With the coming of the British, there were four early attempts to settle the harsh environment of the northern coast, of which three failed in starvation and despair. The Northern Territory was part of colonial New South Wales from 1825 to 1863, except for a brief time from February to December 1846, when it was part of the short-lived colony of North Australia. It was part of South Australia from 1863 to 1911. Under the administration of colonial South Australia, the overland telegraph was constructed between 1870 and 1872.
On 1 January 1911, a decade after federation, the Northern Territory was separated from South Australia and transferred to Commonwealth control. Letters Patent annexing the Northern Territory to South Australia, 1863. In late 1912 there was growing sentiment that the name "Northern Territory" was unsatisfactory. The names "Kingsland" (after King George V and to correspond with Queensland), "Centralia" and "Territoria" were proposed with Kingsland becoming the preferred choice in 1913. However, the name change never went ahead.
There are many very small settlements scattered across the territory, but the larger population centres are located on the single paved road that links Darwin to southern Australia, the Stuart Highway, known to locals simply as "the track".
The Northern Territory is also home to two spectacular natural rock formations, Uluru (Ayers Rock) and Kata Tjuta (The Olgas), which are sacred to the local Aboriginal peoples and which have become major tourist attractions.
In the northern part of the Territory lies Kakadu National Park, which features breathtaking wetlands and native wildlife. To the north of that lies the Arafura Sea, and to the east lies Arnhem Land, whose regional centre is Maningrida on the Liverpool River delta. There is an extensive series of river systems in the Northern Territory. These rivers include: the Alligator Rivers, Daly River, Finke River, McArthur River, Roper River, Todd River and Victoria River.
The Northern Territory has two distinctive climate zones.

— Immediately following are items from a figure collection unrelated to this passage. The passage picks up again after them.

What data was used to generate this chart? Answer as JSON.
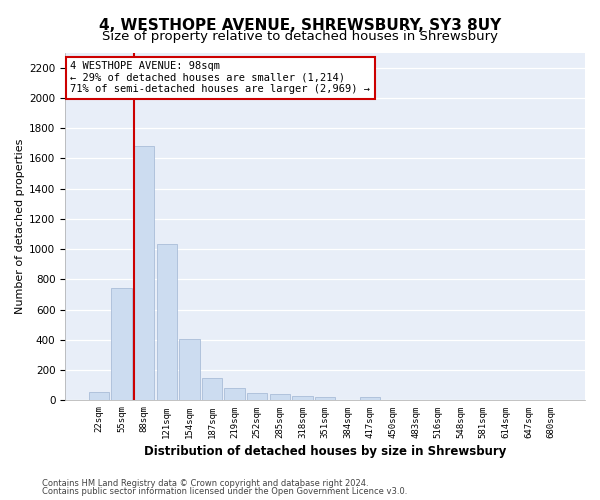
{
  "title": "4, WESTHOPE AVENUE, SHREWSBURY, SY3 8UY",
  "subtitle": "Size of property relative to detached houses in Shrewsbury",
  "xlabel": "Distribution of detached houses by size in Shrewsbury",
  "ylabel": "Number of detached properties",
  "bar_labels": [
    "22sqm",
    "55sqm",
    "88sqm",
    "121sqm",
    "154sqm",
    "187sqm",
    "219sqm",
    "252sqm",
    "285sqm",
    "318sqm",
    "351sqm",
    "384sqm",
    "417sqm",
    "450sqm",
    "483sqm",
    "516sqm",
    "548sqm",
    "581sqm",
    "614sqm",
    "647sqm",
    "680sqm"
  ],
  "bar_values": [
    55,
    745,
    1680,
    1035,
    405,
    150,
    85,
    50,
    40,
    28,
    25,
    0,
    20,
    0,
    0,
    0,
    0,
    0,
    0,
    0,
    0
  ],
  "bar_color": "#ccdcf0",
  "bar_edgecolor": "#aabdd8",
  "vline_x_index": 2,
  "vline_color": "#cc0000",
  "ylim": [
    0,
    2300
  ],
  "yticks": [
    0,
    200,
    400,
    600,
    800,
    1000,
    1200,
    1400,
    1600,
    1800,
    2000,
    2200
  ],
  "annotation_text": "4 WESTHOPE AVENUE: 98sqm\n← 29% of detached houses are smaller (1,214)\n71% of semi-detached houses are larger (2,969) →",
  "annotation_box_facecolor": "#ffffff",
  "annotation_box_edgecolor": "#cc0000",
  "footer1": "Contains HM Land Registry data © Crown copyright and database right 2024.",
  "footer2": "Contains public sector information licensed under the Open Government Licence v3.0.",
  "bg_color": "#ffffff",
  "plot_bg_color": "#e8eef8",
  "grid_color": "#ffffff",
  "title_fontsize": 11,
  "subtitle_fontsize": 9.5,
  "xlabel_fontsize": 8.5,
  "ylabel_fontsize": 8,
  "tick_fontsize": 7.5,
  "xtick_fontsize": 6.5,
  "footer_fontsize": 6,
  "annotation_fontsize": 7.5
}
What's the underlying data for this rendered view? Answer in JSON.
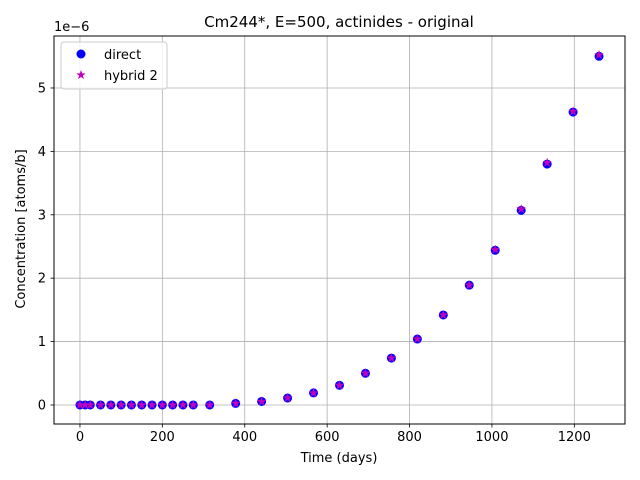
{
  "chart_data": {
    "type": "scatter",
    "title": "Cm244*, E=500, actinides - original",
    "xlabel": "Time (days)",
    "ylabel": "Concentration [atoms/b]",
    "y_offset_label": "1e−6",
    "xlim": [
      -63,
      1323
    ],
    "ylim": [
      -3e-07,
      5.82e-06
    ],
    "xticks": [
      0,
      200,
      400,
      600,
      800,
      1000,
      1200
    ],
    "xtick_labels": [
      "0",
      "200",
      "400",
      "600",
      "800",
      "1000",
      "1200"
    ],
    "yticks": [
      0,
      1e-06,
      2e-06,
      3e-06,
      4e-06,
      5e-06
    ],
    "ytick_labels": [
      "0",
      "1",
      "2",
      "3",
      "4",
      "5"
    ],
    "grid": true,
    "legend_location": "upper left",
    "series": [
      {
        "name": "direct",
        "marker": "circle",
        "color": "#0000ff",
        "x": [
          0,
          12.5,
          25,
          50,
          75,
          100,
          125,
          150,
          175,
          200,
          225,
          250,
          275,
          315,
          378,
          441,
          504,
          567,
          630,
          693,
          756,
          819,
          882,
          945,
          1008,
          1071,
          1134,
          1197,
          1260
        ],
        "y": [
          0,
          0,
          0,
          0,
          0,
          0,
          0,
          0,
          0,
          0,
          0,
          0,
          0,
          0,
          2.5e-08,
          5.5e-08,
          1.1e-07,
          1.9e-07,
          3.1e-07,
          5e-07,
          7.4e-07,
          1.04e-06,
          1.42e-06,
          1.89e-06,
          2.44e-06,
          3.07e-06,
          3.8e-06,
          4.62e-06,
          5.5e-06
        ]
      },
      {
        "name": "hybrid 2",
        "marker": "star",
        "color": "#bf00bf",
        "x": [
          0,
          12.5,
          25,
          50,
          75,
          100,
          125,
          150,
          175,
          200,
          225,
          250,
          275,
          315,
          378,
          441,
          504,
          567,
          630,
          693,
          756,
          819,
          882,
          945,
          1008,
          1071,
          1134,
          1197,
          1260
        ],
        "y": [
          0,
          0,
          0,
          0,
          0,
          0,
          0,
          0,
          0,
          0,
          0,
          0,
          0,
          0,
          2.5e-08,
          5.5e-08,
          1.1e-07,
          1.9e-07,
          3.1e-07,
          5e-07,
          7.4e-07,
          1.04e-06,
          1.42e-06,
          1.89e-06,
          2.45e-06,
          3.09e-06,
          3.82e-06,
          4.63e-06,
          5.52e-06
        ]
      }
    ]
  }
}
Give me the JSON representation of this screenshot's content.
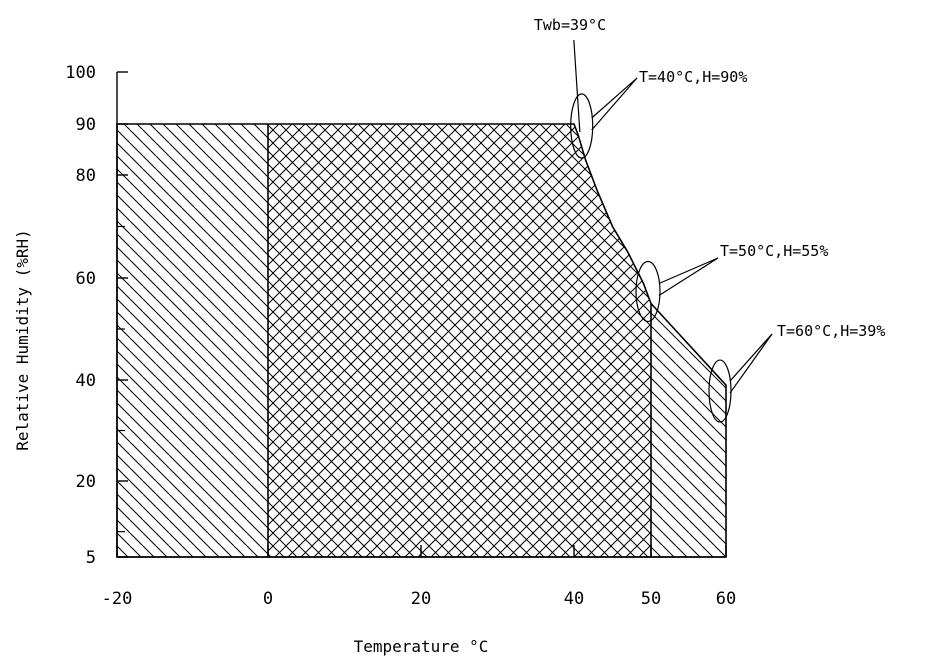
{
  "chart_data": {
    "type": "area",
    "xlabel": "Temperature °C",
    "ylabel": "Relative Humidity (%RH)",
    "xlim": [
      -20,
      60
    ],
    "ylim": [
      5,
      100
    ],
    "x_ticks": [
      -20,
      0,
      20,
      40,
      50,
      60
    ],
    "x_tick_labels": [
      "-20",
      "0",
      "20",
      "40",
      "50",
      "60"
    ],
    "y_ticks": [
      5,
      20,
      40,
      60,
      80,
      90,
      100
    ],
    "y_tick_labels": [
      "5",
      "20",
      "40",
      "60",
      "80",
      "90",
      "100"
    ],
    "y_minor_ticks": [
      10,
      30,
      50,
      70
    ],
    "boundary": [
      {
        "x": -20,
        "y": 5
      },
      {
        "x": -20,
        "y": 90
      },
      {
        "x": 40,
        "y": 90
      },
      {
        "x": 40.5,
        "y": 88
      },
      {
        "x": 41.5,
        "y": 83
      },
      {
        "x": 43,
        "y": 77
      },
      {
        "x": 45,
        "y": 70
      },
      {
        "x": 47,
        "y": 65
      },
      {
        "x": 49,
        "y": 59
      },
      {
        "x": 50,
        "y": 55
      },
      {
        "x": 60,
        "y": 39
      },
      {
        "x": 60,
        "y": 5
      }
    ],
    "regions": [
      {
        "pattern": "single-hatch",
        "x_range": [
          -20,
          0
        ]
      },
      {
        "pattern": "cross-hatch",
        "x_range": [
          0,
          50
        ]
      },
      {
        "pattern": "single-hatch",
        "x_range": [
          50,
          60
        ]
      }
    ],
    "annotations": [
      {
        "text": "Twb=39°C",
        "x": 40.5,
        "y": 90
      },
      {
        "text": "T=40°C,H=90%",
        "x": 41,
        "y": 90
      },
      {
        "text": "T=50°C,H=55%",
        "x": 50,
        "y": 55
      },
      {
        "text": "T=60°C,H=39%",
        "x": 60,
        "y": 39
      }
    ],
    "grid": false,
    "legend": "none"
  }
}
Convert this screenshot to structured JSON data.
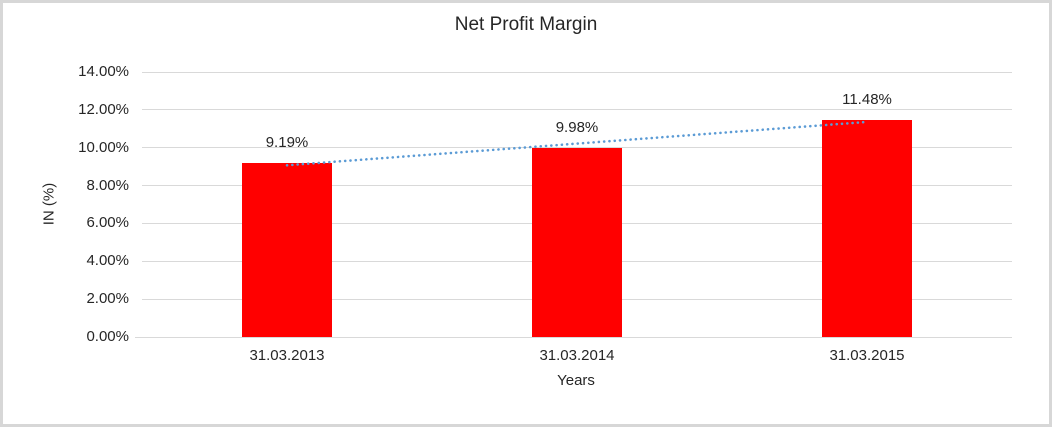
{
  "chart_data": {
    "type": "bar",
    "title": "Net Profit Margin",
    "xlabel": "Years",
    "ylabel": "IN (%)",
    "categories": [
      "31.03.2013",
      "31.03.2014",
      "31.03.2015"
    ],
    "values": [
      9.19,
      9.98,
      11.48
    ],
    "value_labels": [
      "9.19%",
      "9.98%",
      "11.48%"
    ],
    "y_tick_values": [
      0,
      2,
      4,
      6,
      8,
      10,
      12,
      14
    ],
    "y_tick_labels": [
      "0.00%",
      "2.00%",
      "4.00%",
      "6.00%",
      "8.00%",
      "10.00%",
      "12.00%",
      "14.00%"
    ],
    "ylim": [
      0,
      14
    ],
    "grid": true,
    "legend": "none",
    "trendline": {
      "type": "linear",
      "style": "dotted"
    },
    "colors": {
      "bar": "#ff0000",
      "trendline": "#5b9bd5",
      "gridline": "#d9d9d9",
      "axis_line": "#d9d9d9",
      "frame_border": "#d7d7d7",
      "text": "#262626"
    }
  }
}
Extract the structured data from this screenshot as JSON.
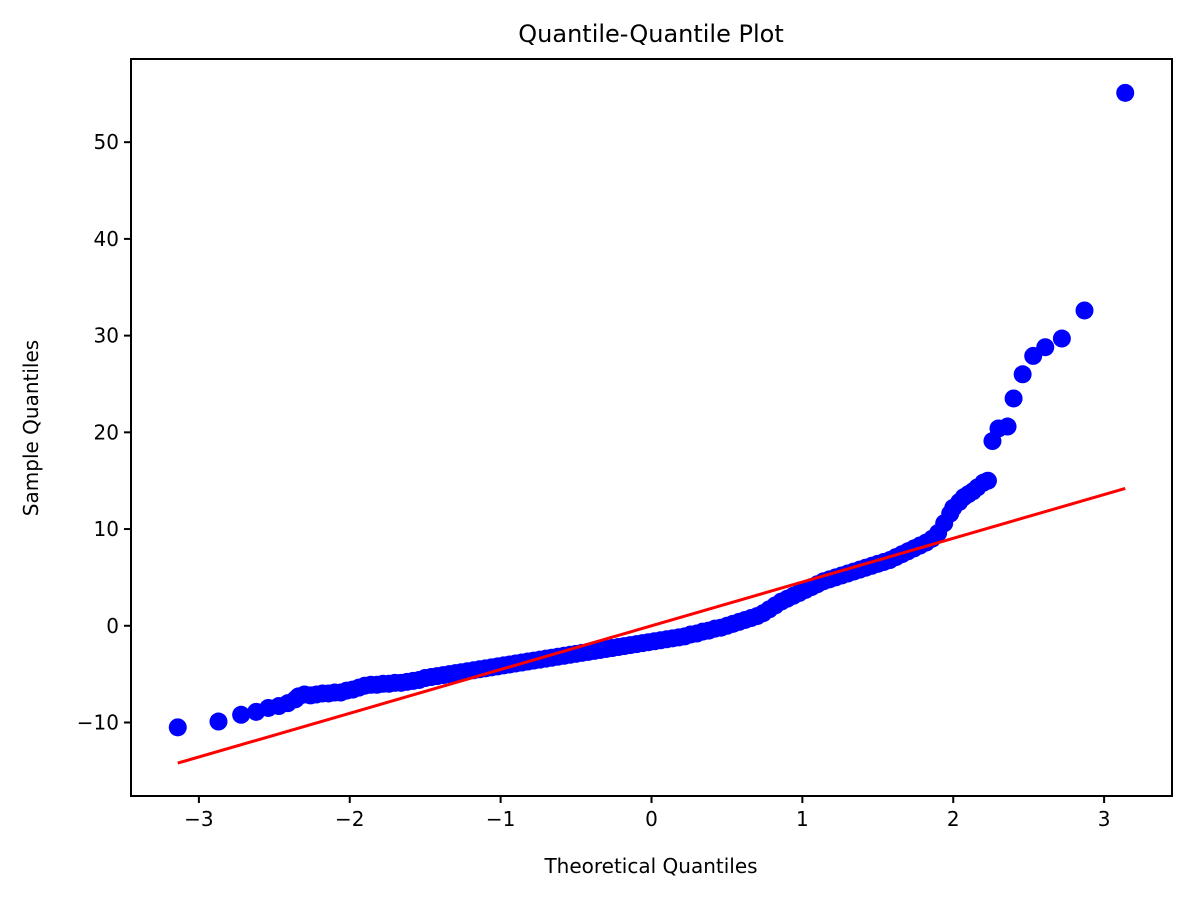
{
  "chart_data": {
    "type": "scatter",
    "title": "Quantile-Quantile Plot",
    "xlabel": "Theoretical Quantiles",
    "ylabel": "Sample Quantiles",
    "xlim": [
      -3.45,
      3.45
    ],
    "ylim": [
      -17.6,
      58.6
    ],
    "xticks": [
      -3,
      -2,
      -1,
      0,
      1,
      2,
      3
    ],
    "xtick_labels": [
      "−3",
      "−2",
      "−1",
      "0",
      "1",
      "2",
      "3"
    ],
    "yticks": [
      -10,
      0,
      10,
      20,
      30,
      40,
      50
    ],
    "ytick_labels": [
      "−10",
      "0",
      "10",
      "20",
      "30",
      "40",
      "50"
    ],
    "grid": false,
    "colors": {
      "points": "#0000ff",
      "reference_line": "#ff0000",
      "frame": "#000000"
    },
    "series": [
      {
        "kind": "points",
        "points": [
          [
            -3.14,
            -10.5
          ],
          [
            -2.87,
            -9.9
          ],
          [
            -2.72,
            -9.2
          ],
          [
            -2.62,
            -8.9
          ],
          [
            -2.54,
            -8.5
          ],
          [
            -2.47,
            -8.3
          ],
          [
            -2.41,
            -8.0
          ],
          [
            -2.36,
            -7.6
          ],
          [
            -2.34,
            -7.3
          ],
          [
            -2.3,
            -7.1
          ],
          [
            -2.26,
            -7.2
          ],
          [
            -2.22,
            -7.1
          ],
          [
            -2.18,
            -7.0
          ],
          [
            -2.14,
            -7.0
          ],
          [
            -2.1,
            -6.9
          ],
          [
            -2.06,
            -6.9
          ],
          [
            -2.02,
            -6.7
          ],
          [
            -1.98,
            -6.6
          ],
          [
            -1.94,
            -6.4
          ],
          [
            -1.9,
            -6.2
          ],
          [
            -1.86,
            -6.1
          ],
          [
            -1.82,
            -6.1
          ],
          [
            -1.78,
            -6.0
          ],
          [
            -1.74,
            -6.0
          ],
          [
            -1.7,
            -5.9
          ],
          [
            -1.66,
            -5.9
          ],
          [
            -1.62,
            -5.8
          ],
          [
            -1.58,
            -5.7
          ],
          [
            -1.54,
            -5.6
          ],
          [
            -1.5,
            -5.4
          ],
          [
            -1.46,
            -5.3
          ],
          [
            -1.42,
            -5.2
          ],
          [
            -1.38,
            -5.1
          ],
          [
            -1.34,
            -5.0
          ],
          [
            -1.3,
            -4.9
          ],
          [
            -1.26,
            -4.8
          ],
          [
            -1.22,
            -4.7
          ],
          [
            -1.18,
            -4.6
          ],
          [
            -1.14,
            -4.5
          ],
          [
            -1.1,
            -4.4
          ],
          [
            -1.06,
            -4.3
          ],
          [
            -1.02,
            -4.2
          ],
          [
            -0.98,
            -4.1
          ],
          [
            -0.94,
            -4.0
          ],
          [
            -0.9,
            -3.9
          ],
          [
            -0.86,
            -3.8
          ],
          [
            -0.82,
            -3.7
          ],
          [
            -0.78,
            -3.6
          ],
          [
            -0.74,
            -3.5
          ],
          [
            -0.7,
            -3.4
          ],
          [
            -0.66,
            -3.3
          ],
          [
            -0.62,
            -3.2
          ],
          [
            -0.58,
            -3.1
          ],
          [
            -0.54,
            -3.0
          ],
          [
            -0.5,
            -2.9
          ],
          [
            -0.46,
            -2.8
          ],
          [
            -0.42,
            -2.7
          ],
          [
            -0.38,
            -2.6
          ],
          [
            -0.34,
            -2.5
          ],
          [
            -0.3,
            -2.4
          ],
          [
            -0.26,
            -2.3
          ],
          [
            -0.22,
            -2.2
          ],
          [
            -0.18,
            -2.1
          ],
          [
            -0.14,
            -2.0
          ],
          [
            -0.1,
            -1.9
          ],
          [
            -0.06,
            -1.8
          ],
          [
            -0.02,
            -1.7
          ],
          [
            0.02,
            -1.6
          ],
          [
            0.06,
            -1.5
          ],
          [
            0.1,
            -1.4
          ],
          [
            0.14,
            -1.3
          ],
          [
            0.18,
            -1.2
          ],
          [
            0.22,
            -1.1
          ],
          [
            0.26,
            -0.9
          ],
          [
            0.3,
            -0.8
          ],
          [
            0.34,
            -0.6
          ],
          [
            0.38,
            -0.5
          ],
          [
            0.42,
            -0.3
          ],
          [
            0.46,
            -0.2
          ],
          [
            0.5,
            0.0
          ],
          [
            0.54,
            0.2
          ],
          [
            0.58,
            0.4
          ],
          [
            0.62,
            0.6
          ],
          [
            0.66,
            0.8
          ],
          [
            0.7,
            1.0
          ],
          [
            0.74,
            1.3
          ],
          [
            0.78,
            1.7
          ],
          [
            0.82,
            2.1
          ],
          [
            0.86,
            2.5
          ],
          [
            0.9,
            2.8
          ],
          [
            0.94,
            3.1
          ],
          [
            0.98,
            3.4
          ],
          [
            1.02,
            3.7
          ],
          [
            1.06,
            4.0
          ],
          [
            1.1,
            4.3
          ],
          [
            1.14,
            4.6
          ],
          [
            1.18,
            4.8
          ],
          [
            1.22,
            5.0
          ],
          [
            1.26,
            5.2
          ],
          [
            1.3,
            5.4
          ],
          [
            1.34,
            5.6
          ],
          [
            1.38,
            5.8
          ],
          [
            1.42,
            6.0
          ],
          [
            1.46,
            6.2
          ],
          [
            1.5,
            6.4
          ],
          [
            1.54,
            6.6
          ],
          [
            1.58,
            6.8
          ],
          [
            1.62,
            7.1
          ],
          [
            1.66,
            7.4
          ],
          [
            1.7,
            7.7
          ],
          [
            1.74,
            8.0
          ],
          [
            1.78,
            8.3
          ],
          [
            1.82,
            8.6
          ],
          [
            1.86,
            9.0
          ],
          [
            1.9,
            9.6
          ],
          [
            1.94,
            10.6
          ],
          [
            1.98,
            11.6
          ],
          [
            2.0,
            12.2
          ],
          [
            2.04,
            12.8
          ],
          [
            2.07,
            13.3
          ],
          [
            2.1,
            13.6
          ],
          [
            2.13,
            13.9
          ],
          [
            2.16,
            14.3
          ],
          [
            2.2,
            14.8
          ],
          [
            2.23,
            15.0
          ],
          [
            2.26,
            19.1
          ],
          [
            2.3,
            20.4
          ],
          [
            2.36,
            20.6
          ],
          [
            2.4,
            23.5
          ],
          [
            2.46,
            26.0
          ],
          [
            2.53,
            27.9
          ],
          [
            2.61,
            28.8
          ],
          [
            2.72,
            29.7
          ],
          [
            2.87,
            32.6
          ],
          [
            3.14,
            55.1
          ]
        ]
      },
      {
        "kind": "reference-line",
        "points": [
          [
            -3.14,
            -14.2
          ],
          [
            3.14,
            14.2
          ]
        ]
      }
    ]
  }
}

The northern end, including Darwin, has a tropical climate with high humidity and two seasons, the wet (October to April) and dry season (May to September). During the dry season nearly every day is warm and sunny, and afternoon humidity averages around 30%. There is very little rainfall between May and September. In the coolest months of June and July, the daily minimum temperature may dip as low as 14 °C but very rarely lower, and frost has never been recorded. The wet season is associated with tropical cyclones and monsoon rains.